Combination Agent in Asian Patients With Previously Treated Metastatic Colorectal Cancer


Key Points

  • Trifluridine/tipiracil improved overall survival in pretreated metastatic colorectal cancer.
  • The benefit appeared to be similar in patients with wild-type or mutant KRAS

In the Asian phase III TERRA trial, trifluridine/tipiracil (Lonsurf) produced a significant improvement in overall survival vs placebo among patients with metastatic colorectal cancer refractory or intolerant of standard chemotherapies with or without exposure to biologic therapies. These findings were reported in the Journal of Clinical Oncology by Xu et al.

Study Details

In the double-blind trial, 406 patients from 30 sites in China, the Republic of Korea, and Thailand who were refractory to or intolerant of at least 2 prior chemotherapy regimens were randomized 2:1 between October 2013 and June 2015 to receive oral trifluridine/tipiracil at 35 mg/m2 per dose twice a day orally for 5 days on and 2 days off for 2 weeks followed by 14 days off per 28-day cycle (n = 271) or placebo (n = 135). Targeted biologic therapy had been received by 55% of the trifluridine/tipiracil group and 49% of the placebo group, and 63% of each group had KRAS wild-type status. The primary endpoint was overall survival in the intent-to-treat population.

Overall Survival

Median follow-up was 13.8 months in the trifluridine/tipiracil group and 13.4 months in the placebo group. Median overall survival was 7.8 months vs 7.1 months (hazard ratio [HR] = 0.79, P = .035). Median progression-free survival was 2.0 months vs 1.8 months (HR = 0.43, P < .001). Subgroup analysis indicated a similar survival benefit of trifluridine/tipiracil among patients with wild-type KRAS (median = 8.6 vs 7.4 months, HR = 0.77, P = .083) and those with mutant KRAS (median = 7.0 vs 6.5 months, HR = 0.83, P = .228; P = .885 for interaction).

Adverse Events

Drug-related grade ≥ 3 adverse events occurred in 46% vs 10% of patients, with the most common in the trifluridine/tipiracil group being neutropenia (33%), leukopenia (21%), and anemia (18%). No febrile neutropenia was reported. Serious adverse events occurred in 23% vs 24% of patients. Adverse events led to treatment discontinuation in 10% of both groups. No treatment-related deaths were observed.
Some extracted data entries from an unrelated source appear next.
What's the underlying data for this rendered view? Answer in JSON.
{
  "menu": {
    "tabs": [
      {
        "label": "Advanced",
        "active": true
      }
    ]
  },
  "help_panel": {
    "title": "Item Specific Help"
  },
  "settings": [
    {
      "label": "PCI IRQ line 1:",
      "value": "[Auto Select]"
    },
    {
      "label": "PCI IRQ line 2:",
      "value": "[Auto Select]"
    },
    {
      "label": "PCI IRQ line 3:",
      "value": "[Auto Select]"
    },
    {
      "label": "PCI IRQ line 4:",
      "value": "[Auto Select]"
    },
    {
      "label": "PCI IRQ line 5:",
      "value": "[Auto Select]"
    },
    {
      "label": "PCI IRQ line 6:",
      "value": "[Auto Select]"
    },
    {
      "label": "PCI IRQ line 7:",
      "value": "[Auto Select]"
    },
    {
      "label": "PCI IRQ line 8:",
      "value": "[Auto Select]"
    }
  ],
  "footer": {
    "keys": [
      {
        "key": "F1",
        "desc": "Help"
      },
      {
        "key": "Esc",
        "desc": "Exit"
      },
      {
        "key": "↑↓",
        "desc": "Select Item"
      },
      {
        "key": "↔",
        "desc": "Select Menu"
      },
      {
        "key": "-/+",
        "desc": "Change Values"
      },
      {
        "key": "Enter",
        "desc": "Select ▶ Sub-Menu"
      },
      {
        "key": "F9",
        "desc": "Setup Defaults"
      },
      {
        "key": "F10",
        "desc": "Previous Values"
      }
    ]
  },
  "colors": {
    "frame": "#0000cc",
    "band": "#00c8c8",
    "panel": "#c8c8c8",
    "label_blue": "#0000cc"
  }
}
The investigators concluded: “Trifluridine/tipiracil has a statistically significant survival benefit compared with placebo in Asian patients with [metastatic colorectal cancer] refractory to or intolerant of standard chemotherapies, regardless of exposure to biologic therapy. The safety profile is similar to previous reports.”

The study was supported by Taiho Pharmaceutical.

Jin Li, MD, of the Tongji University Affiliated Shanghai East Hospital, is the corresponding author of the Journal of Clinical Oncology article.

The content in this post has not been reviewed by the American Society of Clinical Oncology, Inc. (ASCO®) and does not necessarily reflect the ideas and opinions of ASCO®.